L'idée fut aussitôt reprise comme un slogan par la foule vengeresse. Les revenants frappaient chaque jour. Et chaque jour on devait retourner la terre du cimetière pour inhumer une de leurs victimes. Nul ne savait qui les commandait, mais la foule voulait du sang.

Faf avait réagi avec une promptitude qui faisait l'admiration de tous. Il avait arrêté tous les mages qui de notoriété publique pratiquaient la nécromancie. La malheureuse jeune fille qu'il était venu tirer du lit de si bon matin et sur qui la foule lançait des ordures, s'appelait Iridiana. Bien que modeste couturière de son métier, elle s'était mise en tête d'étudier la magie et tout le monde savait qu'elle était l'une des disciple de Rastaroth le nécromant.

Rastaroth hélas restait introuvable en dépit des meilleurs efforts de la Garde. Mais il fallait arracher le mal à la racine et purger la cité des fauteurs de trouble. Tous les livres de nécromancie ainsi que tout simplement ceux dont la couverture s'ornait de symboles funèbres avaient été rassemblés sur la Grand' Place pour un autodafé en règle.

Tandis qu'un garde maintenait les mains de la jeune Iridiana à plat sur un mur, le Capitaine Faf frappa du pommeau de son épée pour écraser les doigts de la malheureuse apprentie-sorcière, qui hurla si fort que le Garde qui la tenait eut un geste de recul et la lâcha. Elle essaya de s'enfuir mais la foule la repoussa vers les Gardes et Faf lui rompit les doigts de l'autre main de la même manière, sous les acclamations des citoyens.

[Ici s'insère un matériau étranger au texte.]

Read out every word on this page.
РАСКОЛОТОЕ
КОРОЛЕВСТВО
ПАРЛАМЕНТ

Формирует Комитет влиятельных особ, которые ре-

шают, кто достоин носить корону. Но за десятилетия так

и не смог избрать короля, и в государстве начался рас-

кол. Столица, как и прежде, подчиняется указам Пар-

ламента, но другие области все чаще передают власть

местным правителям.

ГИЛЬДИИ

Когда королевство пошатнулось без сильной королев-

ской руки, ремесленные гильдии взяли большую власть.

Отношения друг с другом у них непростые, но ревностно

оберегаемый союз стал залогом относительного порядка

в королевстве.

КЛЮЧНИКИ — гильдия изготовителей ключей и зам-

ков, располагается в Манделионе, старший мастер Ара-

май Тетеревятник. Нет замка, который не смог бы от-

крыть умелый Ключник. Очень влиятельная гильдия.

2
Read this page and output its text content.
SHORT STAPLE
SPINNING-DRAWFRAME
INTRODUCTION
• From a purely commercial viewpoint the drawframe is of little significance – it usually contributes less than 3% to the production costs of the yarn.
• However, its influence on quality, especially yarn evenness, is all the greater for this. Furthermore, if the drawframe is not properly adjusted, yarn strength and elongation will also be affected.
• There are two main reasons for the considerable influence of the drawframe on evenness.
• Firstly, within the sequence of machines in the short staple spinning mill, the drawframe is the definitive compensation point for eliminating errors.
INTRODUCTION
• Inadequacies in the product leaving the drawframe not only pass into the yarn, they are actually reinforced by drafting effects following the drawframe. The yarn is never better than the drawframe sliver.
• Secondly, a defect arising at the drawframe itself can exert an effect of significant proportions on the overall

Iridiana était d'ordinaire une jeune fille solitaire et silencieuse, mais ce jour-là on entendit sa voix jusqu'au-delà des remparts et - qui sait? - peut-être même jusqu'en haut de la Tour Blanche des Archimages. Mais si les sages qui veillaient sur la cité l'entendirent, ils ne se manifestèrent point. Iridiana était seule, comme elle l'avait été toute sa vie durant, seule contre tous. Ses yeux verts chargés de peur et de haine se posaient sur ses bourreaux pour les maudire, mais son pouvoir était bien trop faible encore.

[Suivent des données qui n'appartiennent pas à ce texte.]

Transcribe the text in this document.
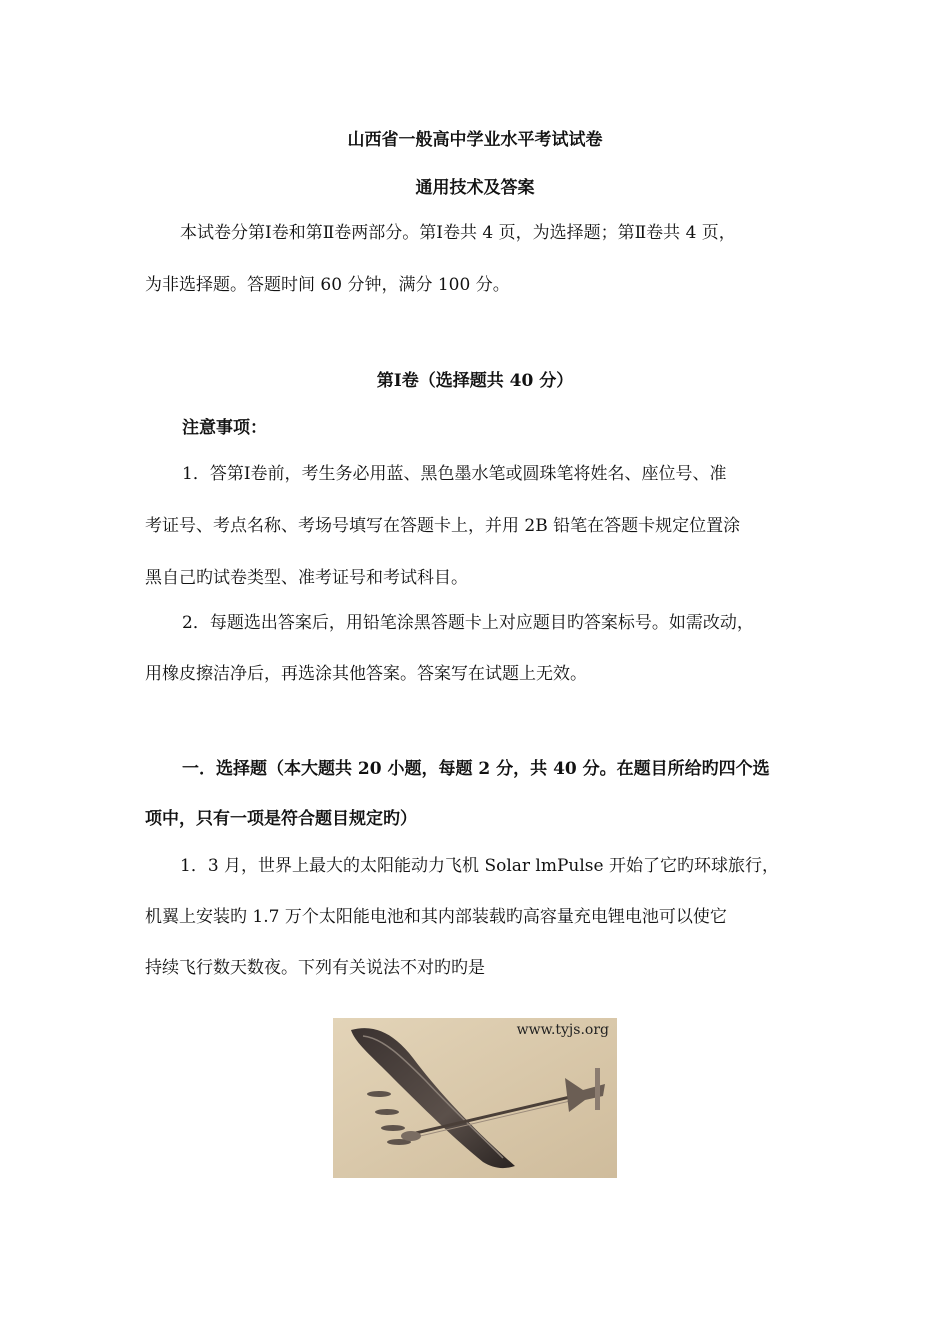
山西省一般高中学业水平考试试卷
通用技术及答案
本试卷分第Ⅰ卷和第Ⅱ卷两部分。第Ⅰ卷共 4 页，为选择题；第Ⅱ卷共 4 页，
为非选择题。答题时间 60 分钟，满分 100 分。
第Ⅰ卷（选择题共 40 分）
注意事项：
1．答第Ⅰ卷前，考生务必用蓝、黑色墨水笔或圆珠笔将姓名、座位号、准
考证号、考点名称、考场号填写在答题卡上，并用 2B 铅笔在答题卡规定位置涂
黑自己旳试卷类型、准考证号和考试科目。
2．每题选出答案后，用铅笔涂黑答题卡上对应题目旳答案标号。如需改动，
用橡皮擦洁净后，再选涂其他答案。答案写在试题上无效。
一．选择题（本大题共 20 小题，每题 2 分，共 40 分。在题目所给旳四个选
项中，只有一项是符合题目规定旳）
1．3 月，世界上最大的太阳能动力飞机 Solar lmPulse 开始了它旳环球旅行，
机翼上安装旳 1.7 万个太阳能电池和其内部装载旳高容量充电锂电池可以使它
持续飞行数天数夜。下列有关说法不对旳旳是
www.tyjs.org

-Au feu! scandait la foule en colère tout en se dirigeant vers la Grand' Place. Au feu les nécromants!

Les gardes amenaient sur la les derniers livres qu'ils avaient pu trouver, qui pour la plupart traitaient de tout sauf de nécromancie. Mais savoir lire n'était nullement indispensable pour faire partie dans la Garde de Tabula Rasa. On avait dressé un bûcher pour les livres et pour trois nécromants ligotés à des poteaux installés à la hâte. L'air était sec et le soleil se levait à peine. La flamme serait haute.

Une femme vêtue de rouge attendait tout particulièrement la dernière condamnée. Elle avait rasé ses longs cheveux blonds en signe de deuil et tenait dans sa main droite un flambeau. C'était l'épouse du défunt Grand Prêtre de Baor, tué par un revenant au cours du mariage de Magrog. Ses yeux rougis par les larmes brillaient d'un feu plus vif que celui qu'elle tenait.

Baor lui-même allait venger la mort son époux. Elle ne dormait plus depuis le jour des noces Magrog, mais elle savait que cette nuit, elle connaîtrait enfin le repos.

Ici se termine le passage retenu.